Na fronteira

Conheci curdos dos dois lados da fronteira sírio-turca. Não em Kobane, onde os seus peshmerga lutam valentemente contra os fanáticos do ISIS, mas em Al-Khazakeh, governadorado da Síria, e na Turquia tanto em Istambul como na Anatólia.

No extremo nordeste da Síria, caminha-se umas centenas de metros para um lado e vê-se a Turquia, uns quilómetros para o outro e vê-se o Iraque. Trezentos quilómetros para leste e estaríamos no Irão. Mas para os curdos tudo ali é Curdistão.

Na Síria de Assad, os curdos eram um dos três interditos em conversas oficiais (sendo os outros dois Israel e os próprios Assad). Só se podia falar de curdos se as autoridades abordassem o assunto primeiro. Faziam-no os políticos que queriam demonstrar poder e importância: era uma forma de surpreender os ocidentais. Porém, ao norte, os curdos olhavam com esperança para os seus compatriotas que no Iraque criavam uma autonomia cada vez mais próxima de uma verdadeira independente. E dezenas ou centenas de milhares de curdos continuavam a não ser reconhecidos pelo estado, sem direito a cidadania ou a um simples bilhete de identidade, sem direito a ter direitos.

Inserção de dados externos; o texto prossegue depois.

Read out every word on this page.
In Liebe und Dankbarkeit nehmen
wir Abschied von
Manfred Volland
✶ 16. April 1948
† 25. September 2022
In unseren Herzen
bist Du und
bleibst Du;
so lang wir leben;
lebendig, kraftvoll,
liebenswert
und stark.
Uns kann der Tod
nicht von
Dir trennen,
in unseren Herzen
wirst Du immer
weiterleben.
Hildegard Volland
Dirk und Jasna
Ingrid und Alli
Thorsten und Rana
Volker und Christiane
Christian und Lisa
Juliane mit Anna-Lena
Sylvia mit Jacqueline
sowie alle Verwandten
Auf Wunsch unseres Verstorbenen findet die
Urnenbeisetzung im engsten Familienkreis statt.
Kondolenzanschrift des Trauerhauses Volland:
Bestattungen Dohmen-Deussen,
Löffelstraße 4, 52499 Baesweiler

Na Turquia, os curdos são dos mais fervorosos adeptos da adesão do país à União Europeia, embora as suas regiões sejam as mais distantes, geograficamente, da Europa. Mas pertencer à União Europeia, pensam eles, é a única boa razão para continuar na Turquia. Talvez assim sejam respeitados os seus direitos linguísticos, culturais e políticos, e talvez a Turquia se torne qualquer coisa de parecida com o estado de direito que hoje certamente não é. Eram menos invisíveis do que os curdos da Síria, mas ainda assim não deixavam de definir o regime turco da mesma forma: "diktatür".

E assim costumamos dar o salto para o terror de Kobane. Mas esquecemo-nos que quando estamos à beira de um massacre há quase sempre erros que se cometem antes. E aqui nem é preciso ir até 1923, quando o Tratado de Lausanne recuou nas promessas de independência feitas aos curdos com o Tratado de Sévres, em 1920. Não; é das culpas da atual geração de políticos que podemos falar.

Em primeiro lugar, dos políticos que rejeitaram por razões de política doméstica a aproximação entre a Turquia e a União Europeia, principalmente Merkel e Sarkozy. Ao arrepio da legalidade e da boa-fé, contra as promessas de isenção que tinham sido feitas aos turcos, e contra as próprias negociações em cursos, o que estes políticos disseram foi: por muito que a Turquia se esforce, nunca fará parte da UE. E, em resultado, o governo turco parou de se esforçar. Hoje, a União Europeia não tem nenhuma margem de manobra junto de Ancara.

Em segundo lugar, dos políticos — alguns deles os mesmos — que no início da guerra síria acharam que aquele ia ser um conflito que seria resolvido internamente de forma rápida. É essa última parte que me preocupa: tendo em vista o país que era a Síria, era evidente que, uma vez entrado em guerra, esta nunca seria rápida. Em vez de fazerem planos para uma guerra longa, para reinstalação de refugiados em larga escala, para apoio efetivo a uma oposição democrática séria, os europeus deixaram andar.

Agora, com a Síria perdida e a Turquia ausente, perguntam-nos se a solução não é urgente — e militar. Mas poderíamos não ter chegado aqui, e é bom lembrá-lo.